Opini

Pembentukan Omnibuslaw Jangan Lupa Berpedoman Pada Pasal 33 UUD 1945

Penulis : Anselmus Ersandy Santoso (Ketua DPM Fakultas Hukum Untan)
Penulis : Anselmus Ersandy Santoso (Ketua DPM Fakultas Hukum Untan)/ISTIMEWA

KALBARSATU.ID – Omnibuslaw pertama kali terdengar pada pidato pelantikan Presiden Jokowi Oktober 2019 yang lalu. Pada dasarnya Omnibuslaw adalah penyederhanaan aturan yang artinya satu regulasi dibentuk untuk menggantikan beberapa regulasi yang telah berlaku. Penerapan Omnibuslaw ini biasanya di negara dengan system hukum Anglo Saxon seperti Amerika, Kanada dan Irlandia.

Dalam menyusunan omnibuslaw Pemerintah dan DPR harus sangat teliti dan cermat karena dalam satu regulasi ini mengatur berbagai sektor dan nantinya harus selaras dan tidak tumpang tindih dengan regulasi lainnya.
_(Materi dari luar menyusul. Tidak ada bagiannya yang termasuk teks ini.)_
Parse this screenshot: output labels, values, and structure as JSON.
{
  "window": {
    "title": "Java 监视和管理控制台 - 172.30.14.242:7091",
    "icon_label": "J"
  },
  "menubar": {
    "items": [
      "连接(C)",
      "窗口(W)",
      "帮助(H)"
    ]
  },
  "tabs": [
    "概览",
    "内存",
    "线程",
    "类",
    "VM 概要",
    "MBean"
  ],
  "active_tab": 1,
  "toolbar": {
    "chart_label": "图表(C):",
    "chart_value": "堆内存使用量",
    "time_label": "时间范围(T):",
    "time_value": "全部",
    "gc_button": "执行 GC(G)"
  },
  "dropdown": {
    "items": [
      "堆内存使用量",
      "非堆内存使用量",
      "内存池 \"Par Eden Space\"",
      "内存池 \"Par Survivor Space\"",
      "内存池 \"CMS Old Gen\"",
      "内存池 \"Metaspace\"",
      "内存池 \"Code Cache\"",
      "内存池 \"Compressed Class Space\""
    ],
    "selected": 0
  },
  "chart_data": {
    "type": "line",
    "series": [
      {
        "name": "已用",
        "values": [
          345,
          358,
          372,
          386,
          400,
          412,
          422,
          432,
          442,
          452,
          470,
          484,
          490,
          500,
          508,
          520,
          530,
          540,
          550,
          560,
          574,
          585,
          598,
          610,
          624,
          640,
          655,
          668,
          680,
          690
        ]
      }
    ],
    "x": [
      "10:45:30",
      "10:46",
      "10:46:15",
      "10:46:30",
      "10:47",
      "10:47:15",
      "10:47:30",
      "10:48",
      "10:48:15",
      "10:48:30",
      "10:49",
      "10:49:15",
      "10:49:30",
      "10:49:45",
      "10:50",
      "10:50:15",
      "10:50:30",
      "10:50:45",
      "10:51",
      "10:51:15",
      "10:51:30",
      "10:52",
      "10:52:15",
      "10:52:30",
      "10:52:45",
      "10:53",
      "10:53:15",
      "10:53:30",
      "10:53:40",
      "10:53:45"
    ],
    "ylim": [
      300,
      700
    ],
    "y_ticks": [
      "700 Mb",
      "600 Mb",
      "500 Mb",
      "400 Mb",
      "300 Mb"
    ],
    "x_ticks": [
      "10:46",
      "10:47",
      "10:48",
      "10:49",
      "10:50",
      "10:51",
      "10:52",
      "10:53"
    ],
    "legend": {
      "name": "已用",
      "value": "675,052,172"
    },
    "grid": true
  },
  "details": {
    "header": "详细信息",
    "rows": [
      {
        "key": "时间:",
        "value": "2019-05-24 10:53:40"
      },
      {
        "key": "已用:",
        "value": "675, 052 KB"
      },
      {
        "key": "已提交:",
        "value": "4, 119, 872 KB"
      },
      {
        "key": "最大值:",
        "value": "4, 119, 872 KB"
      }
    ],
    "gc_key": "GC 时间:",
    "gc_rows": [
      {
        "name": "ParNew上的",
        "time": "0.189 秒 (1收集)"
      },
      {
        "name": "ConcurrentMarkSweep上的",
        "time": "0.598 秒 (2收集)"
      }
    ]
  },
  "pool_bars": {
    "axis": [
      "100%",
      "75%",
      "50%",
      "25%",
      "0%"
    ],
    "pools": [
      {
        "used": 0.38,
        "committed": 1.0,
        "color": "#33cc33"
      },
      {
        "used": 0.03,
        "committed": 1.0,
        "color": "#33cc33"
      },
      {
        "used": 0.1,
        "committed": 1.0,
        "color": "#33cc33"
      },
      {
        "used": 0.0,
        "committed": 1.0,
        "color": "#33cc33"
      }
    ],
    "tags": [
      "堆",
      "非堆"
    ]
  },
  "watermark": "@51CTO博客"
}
Omnibuslaw harus dibentuk menyesuaikan berbagai regulasi lainnya dan tidak lupa berpedoman pada Pasal 33 UUD 1945. Pasal 33 UUD 1945 ayat (1) berbunyi; Perekonomian disusun sebagai usaha bersama berdasar atas azas kekeluargaan, ayat (2); Cabang-cabang produksi yang penting bagi Negara dan yang menguasai hajat hidup orang banyak dikuasai oleh Negara, ayat (3) menyebutkan ; Bumi, air dan kekayaan alam yang terkandung didalamnya dikuasai oleh Negara dan dipergunakan untuk sebesar-besarnya kemakmuran rakyat, ayat (4), Perekonomian nasional diselenggarakan berdasar atas demokrasi ekonomi dengan prinsip kebersamaan, efisiensi berkeadilan, berkelanjutan, berwawasan lingkungan, kemandirian, serta dengan menjaga keseimbangan kemajuan dan kesatuan ekonomi nasional.

Pada ayat 1 bermakna bahwa segala bentuk usaha yang dikerjakan atau dilaksanakan harus berdasarkan usaha bersama berasaskan kekeluargaan yang artinya segala usaha dikelola oleh rakyat dan nantinya untuk kesejahteraan rakyat. Pada intinya adalah segala kegiatan perekonomian harus dikelola secara bersama karena untuk kepentingan bersama bukan kepentingan individual atau perusahaan tertentu.

Pada ayat 2 mengandung makna bahwa segala cabang produksi penting yang berkaitan dengan hajat hidup rakyat dikuasai oleh negara agar tidak terjadi monopoli dan supaya terwujudnya kesejahteraan rakyat dari Sabang sampai Merauke.

Pada ayat 3 mengandung makna bahwa sumber daya alam dikuasai oleh negara dan untuk kesejahteraan rakyat. Dikuasai oleh negara berarti rakyat mengamanatkan kepada pemerintah untuk mengelola segala sumber daya alam agar dapat menjadi sarana terwujudnya kemakmuran dan kesejahteraan rakyat bukan kesejahteraan individual atau segelintir orang saja.

Pada ayat 4 menyinggung demokrasi ekonomi yang mana artinya adalah segala usaha di Indonesia harus dikelola untuk kepentingan nasional. Artinya aspek kebersamaan, prinsip keadilan dan kesejahteraan rakyat harus dijunjung tinggi dan dijadikan tujuan utama. Selain itu usaha yang dilakukan harus berkelanjutan dan memperhatikan keadaan lingkungan.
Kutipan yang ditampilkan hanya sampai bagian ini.